I did an exchange in year 10 for 3 months and I learnt French.
If you speak well, then you get good marks because most people learning French are only learning it at school at a more or less basic level.
 

stephaniebonnie

New Member
Joined
Sep 4, 2007
Messages
4
Gender
Female
HSC
2009
Thank you
unfortunately I don't (and wouldn't really want to) qualify for French Continuers because I only took it in year 9, then dropped it, so i was considering taking up the Beginners course.
It doesn't seem my school offers it though, so i don't need to worry.
I might just take up an afternoon class :)
 

steve hanley

New Member
Joined
Jun 14, 2008
Messages
9
Location
manly
Gender
Male
HSC
2008
Hello
I'd never done french before i started year 11 so I did the beginners course and it's so worth it. It's not basic stuff i mean it starts off easy but then you go on to learn conditional and future tense and it gets quite difficult and it scales well if you do well like 80 +. Anyway i would recommend doing it if you can all my friends wish they had taken it also
 

shoxgeneration

*pamplemousse
Joined
Jan 30, 2006
Messages
393
Gender
Female
HSC
2006
I did French Beginners for HSC '06. Both our deputy principle & French teacher was telling us that with this course, you gotta do really well to not get affected by scaling. Cos it's scaled down unlike Extension/Continuers courses. So basically, the better you do, the less scaling will affect your mark.
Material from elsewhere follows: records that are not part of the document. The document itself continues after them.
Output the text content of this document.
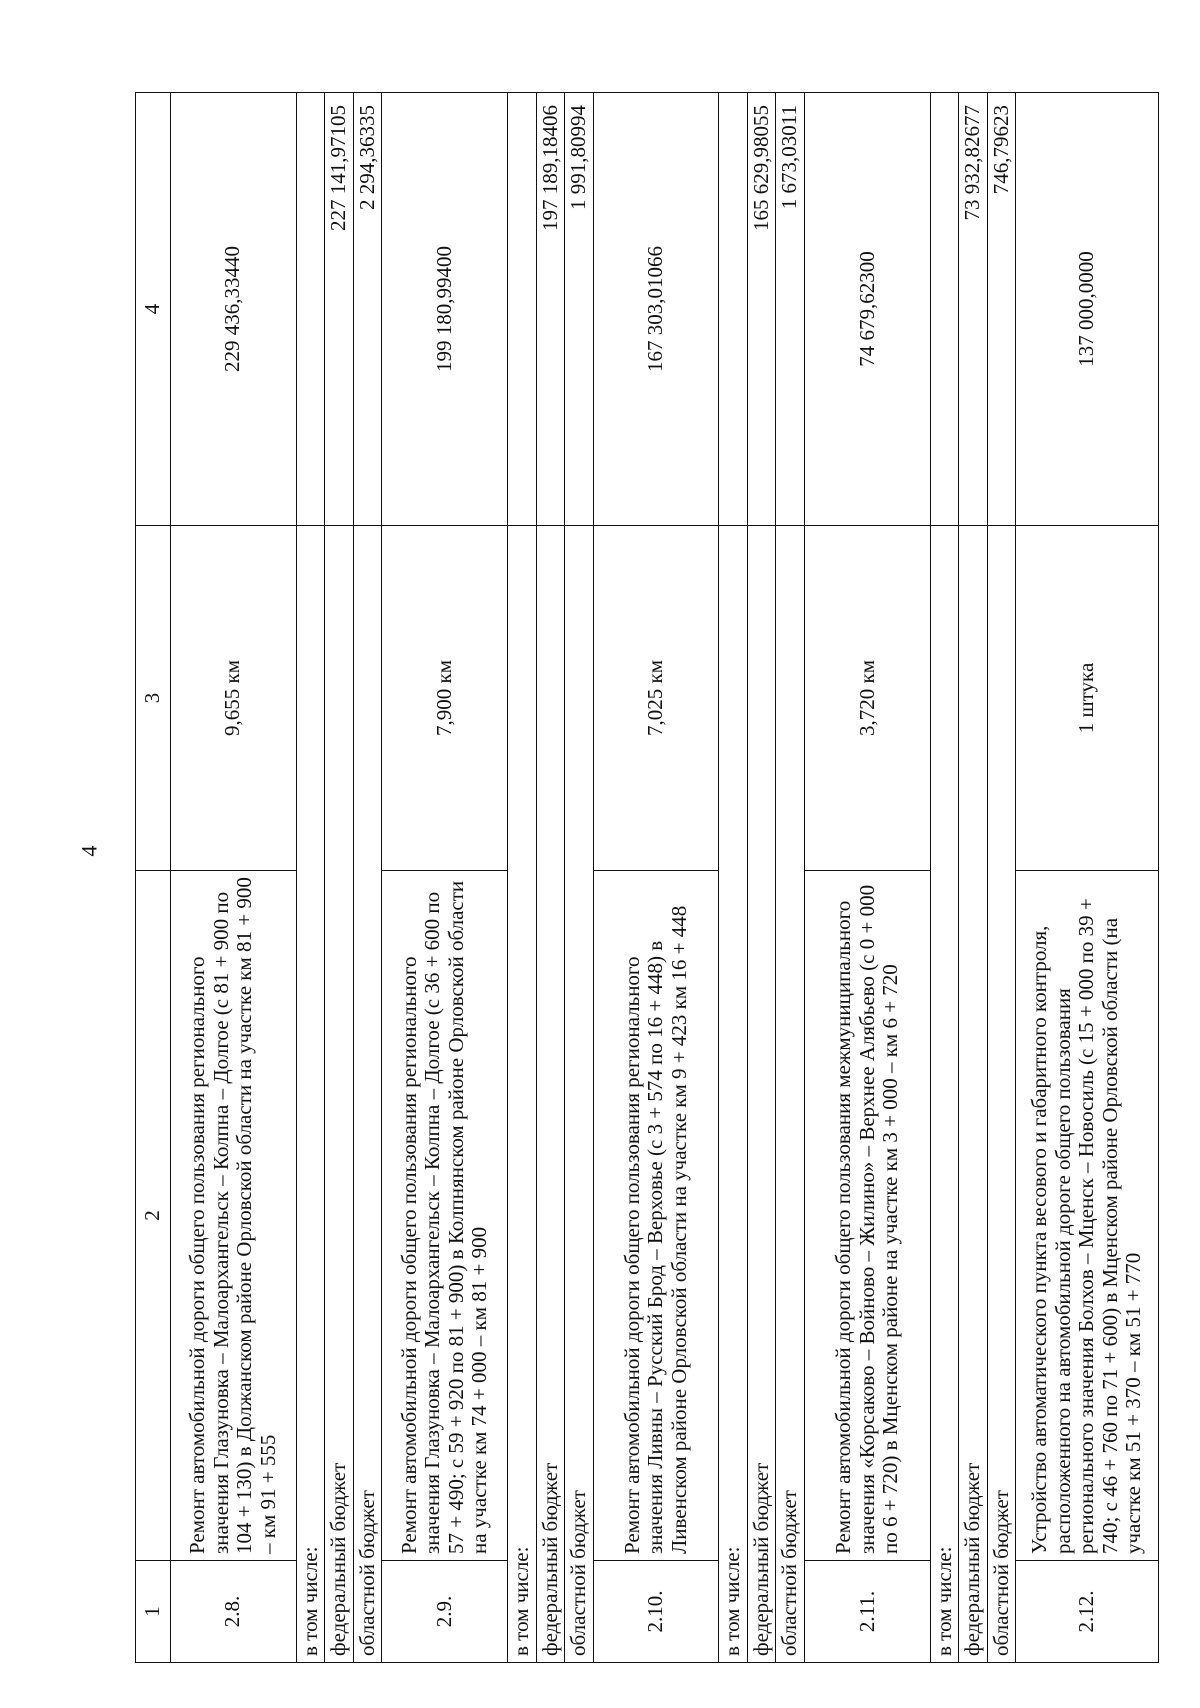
4
1	2	3	4
2.8.	Ремонт автомобильной дороги общего пользования регионального значения Глазуновка – Малоархангельск – Колпна – Долгое (с 81 + 900 по 104 + 130) в Должанском районе Орловской области на участке км 81 + 900 – км 91 + 555	9,655 км	229 436,33440
в том числе:			
федеральный бюджет			227 141,97105
областной бюджет			2 294,36335
2.9.	Ремонт автомобильной дороги общего пользования регионального значения Глазуновка – Малоархангельск – Колпна – Долгое (с 36 + 600 по 57 + 490; с 59 + 920 по 81 + 900) в Колпнянском районе Орловской области на участке км 74 + 000 – км 81 + 900	7,900 км	199 180,99400
в том числе:			
федеральный бюджет			197 189,18406
областной бюджет			1 991,80994
2.10.	Ремонт автомобильной дороги общего пользования регионального значения Ливны – Русский Брод – Верховье (с 3 + 574 по 16 + 448) в Ливенском районе Орловской области на участке км 9 + 423 км 16 + 448	7,025 км	167 303,01066
в том числе:			
федеральный бюджет			165 629,98055
областной бюджет			1 673,03011
2.11.	Ремонт автомобильной дороги общего пользования межмуниципального значения «Корсаково – Войново – Жилино» – Верхнее Алябьево (с 0 + 000 по 6 + 720) в Мценском районе на участке км 3 + 000 – км 6 + 720	3,720 км	74 679,62300
в том числе:			
федеральный бюджет			73 932,82677
областной бюджет			746,79623
2.12.	Устройство автоматического пункта весового и габаритного контроля, расположенного на автомобильной дороге общего пользования регионального значения Болхов – Мценск – Новосиль (с 15 + 000 по 39 + 740; с 46 + 760 по 71 + 600) в Мценском районе Орловской области (на участке км 51 + 370 – км 51 + 770	1 штука	137 000,0000
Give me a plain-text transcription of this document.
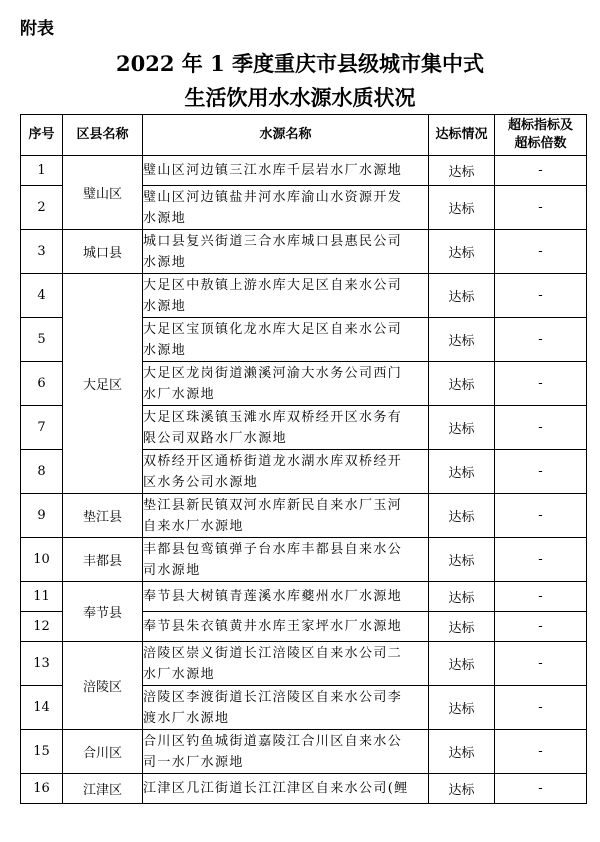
附表
2022 年 1 季度重庆市县级城市集中式
生活饮用水水源水质状况
序号	区县名称	水源名称	达标情况	超标指标及
超标倍数

1	璧山区	璧山区河边镇三江水库千层岩水厂水源地	达标	-
2		璧山区河边镇盐井河水库渝山水资源开发
水源地	达标	-
3	城口县	城口县复兴街道三合水库城口县惠民公司
水源地	达标	-
4	大足区	大足区中敖镇上游水库大足区自来水公司
水源地	达标	-
5		大足区宝顶镇化龙水库大足区自来水公司
水源地	达标	-
6		大足区龙岗街道濑溪河渝大水务公司西门
水厂水源地	达标	-
7		大足区珠溪镇玉滩水库双桥经开区水务有
限公司双路水厂水源地	达标	-
8		双桥经开区通桥街道龙水湖水库双桥经开
区水务公司水源地	达标	-
9	垫江县	垫江县新民镇双河水库新民自来水厂玉河
自来水厂水源地	达标	-
10	丰都县	丰都县包鸾镇弹子台水库丰都县自来水公
司水源地	达标	-
11	奉节县	奉节县大树镇青莲溪水库夔州水厂水源地	达标	-
12		奉节县朱衣镇黄井水库王家坪水厂水源地	达标	-
13	涪陵区	涪陵区崇义街道长江涪陵区自来水公司二
水厂水源地	达标	-
14		涪陵区李渡街道长江涪陵区自来水公司李
渡水厂水源地	达标	-
15	合川区	合川区钓鱼城街道嘉陵江合川区自来水公
司一水厂水源地	达标	-
16	江津区	江津区几江街道长江江津区自来水公司(鲤	达标	-
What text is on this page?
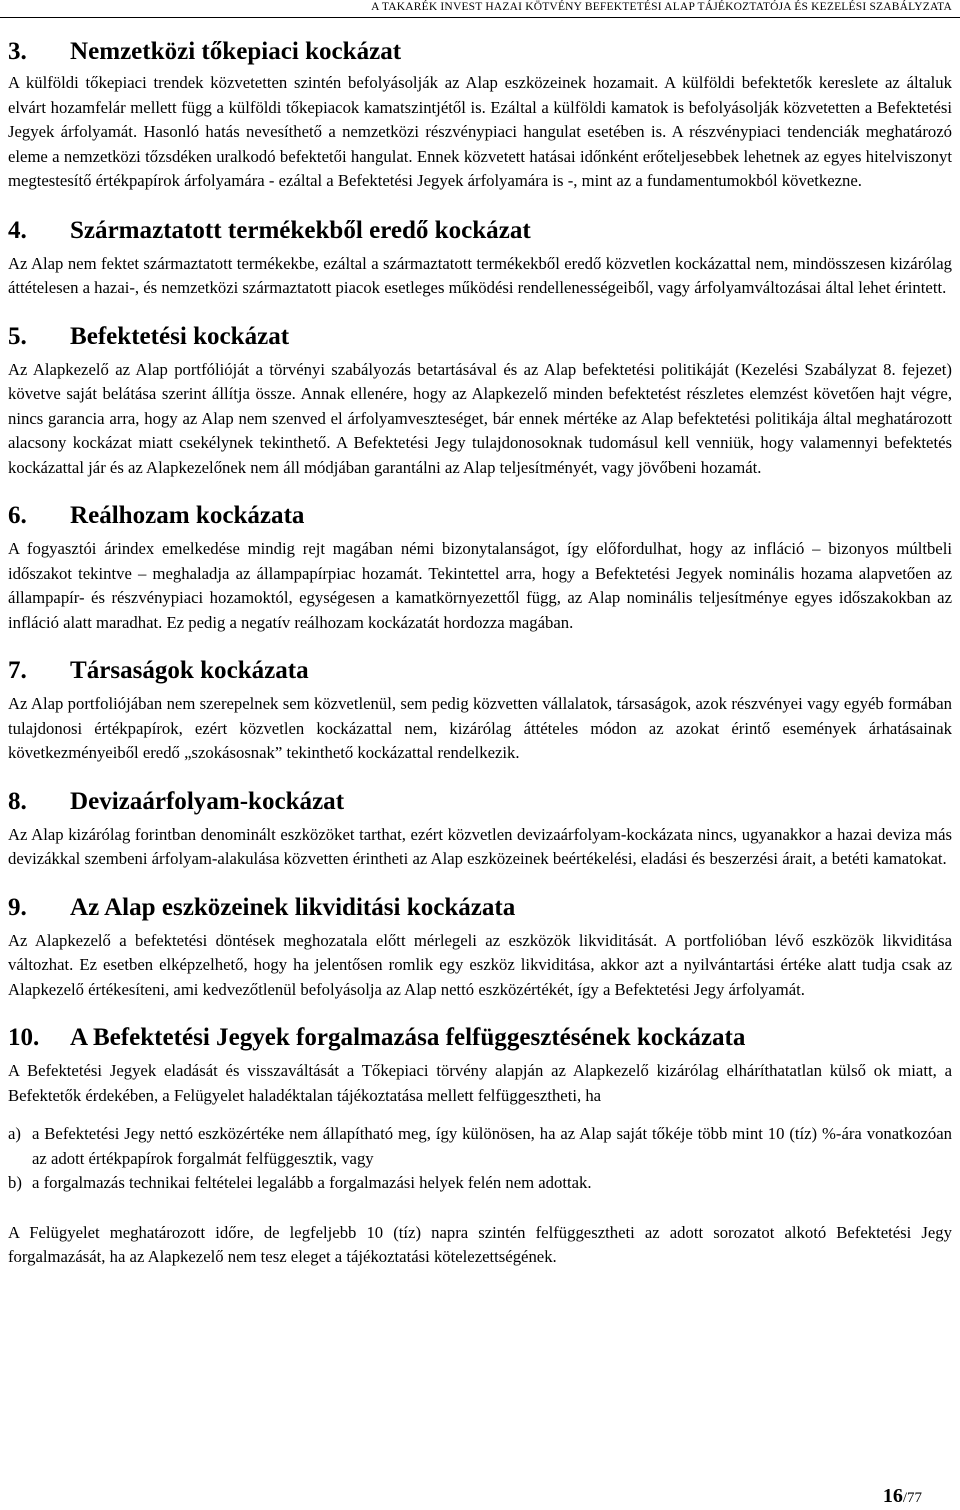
A TAKARÉK INVEST HAZAI KÖTVÉNY BEFEKTETÉSI ALAP TÁJÉKOZTATÓJA ÉS KEZELÉSI SZABÁLYZATA
3.	Nemzetközi tőkepiaci kockázat

A külföldi tőkepiaci trendek közvetetten szintén befolyásolják az Alap eszközeinek hozamait. A külföldi befektetők kereslete az általuk elvárt hozamfelár mellett függ a külföldi tőkepiacok kamatszintjétől is. Ezáltal a külföldi kamatok is befolyásolják közvetetten a Befektetési Jegyek árfolyamát. Hasonló hatás nevesíthető a nemzetközi részvénypiaci hangulat esetében is. A részvénypiaci tendenciák meghatározó eleme a nemzetközi tőzsdéken uralkodó befektetői hangulat. Ennek közvetett hatásai időnként erőteljesebbek lehetnek az egyes hitelviszonyt megtestesítő értékpapírok árfolyamára - ezáltal a Befektetési Jegyek árfolyamára is -, mint az a fundamentumokból következne.

4.	Származtatott termékekből eredő kockázat

Az Alap nem fektet származtatott termékekbe, ezáltal a származtatott termékekből eredő közvetlen kockázattal nem, mindösszesen kizárólag áttételesen a hazai-, és nemzetközi származtatott piacok esetleges működési rendellenességeiből, vagy árfolyamváltozásai által lehet érintett.

5.	Befektetési kockázat

Az Alapkezelő az Alap portfólióját a törvényi szabályozás betartásával és az Alap befektetési politikáját (Kezelési Szabályzat 8. fejezet) követve saját belátása szerint állítja össze. Annak ellenére, hogy az Alapkezelő minden befektetést részletes elemzést követően hajt végre, nincs garancia arra, hogy az Alap nem szenved el árfolyamveszteséget, bár ennek mértéke az Alap befektetési politikája által meghatározott alacsony kockázat miatt csekélynek tekinthető. A Befektetési Jegy tulajdonosoknak tudomásul kell venniük, hogy valamennyi befektetés kockázattal jár és az Alapkezelőnek nem áll módjában garantálni az Alap teljesítményét, vagy jövőbeni hozamát.

6.	Reálhozam kockázata

A fogyasztói árindex emelkedése mindig rejt magában némi bizonytalanságot, így előfordulhat, hogy az infláció – bizonyos múltbeli időszakot tekintve – meghaladja az állampapírpiac hozamát. Tekintettel arra, hogy a Befektetési Jegyek nominális hozama alapvetően az állampapír- és részvénypiaci hozamoktól, egységesen a kamatkörnyezettől függ, az Alap nominális teljesítménye egyes időszakokban az infláció alatt maradhat. Ez pedig a negatív reálhozam kockázatát hordozza magában.

7.	Társaságok kockázata

Az Alap portfoliójában nem szerepelnek sem közvetlenül, sem pedig közvetten vállalatok, társaságok, azok részvényei vagy egyéb formában tulajdonosi értékpapírok, ezért közvetlen kockázattal nem, kizárólag áttételes módon az azokat érintő események árhatásainak következményeiből eredő „szokásosnak” tekinthető kockázattal rendelkezik.

8.	Devizaárfolyam-kockázat

Az Alap kizárólag forintban denominált eszközöket tarthat, ezért közvetlen devizaárfolyam-kockázata nincs, ugyanakkor a hazai deviza más devizákkal szembeni árfolyam-alakulása közvetten érintheti az Alap eszközeinek beértékelési, eladási és beszerzési árait, a betéti kamatokat.

9.	Az Alap eszközeinek likviditási kockázata

Az Alapkezelő a befektetési döntések meghozatala előtt mérlegeli az eszközök likviditását. A portfolióban lévő eszközök likviditása változhat. Ez esetben elképzelhető, hogy ha jelentősen romlik egy eszköz likviditása, akkor azt a nyilvántartási értéke alatt tudja csak az Alapkezelő értékesíteni, ami kedvezőtlenül befolyásolja az Alap nettó eszközértékét, így a Befektetési Jegy árfolyamát.

10.	A Befektetési Jegyek forgalmazása felfüggesztésének kockázata

A Befektetési Jegyek eladását és visszaváltását a Tőkepiaci törvény alapján az Alapkezelő kizárólag elháríthatatlan külső ok miatt, a Befektetők érdekében, a Felügyelet haladéktalan tájékoztatása mellett felfüggesztheti, ha

a) a Befektetési Jegy nettó eszközértéke nem állapítható meg, így különösen, ha az Alap saját tőkéje több mint 10 (tíz) %-ára vonatkozóan az adott értékpapírok forgalmát felfüggesztik, vagy
b) a forgalmazás technikai feltételei legalább a forgalmazási helyek felén nem adottak.

A Felügyelet meghatározott időre, de legfeljebb 10 (tíz) napra szintén felfüggesztheti az adott sorozatot alkotó Befektetési Jegy forgalmazását, ha az Alapkezelő nem tesz eleget a tájékoztatási kötelezettségének.

16/77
Whereas, the worse you do, the more negatively affected scaling will be - it's essentially like a very steep bellcurve.

Basically, our mini-class of 4 was reminded that if we were aiming for a great mark at the end of it all, we needed to get a raw mark of 90's+.

Personally, I did French as an elective language in Year 8 (never listened in class) so by the time I restarted and focussed in Year 11 doing Beginners, I didn't remember that much. But we had awesome teachers and learnt a looooottt more than what was expected so it turned out great!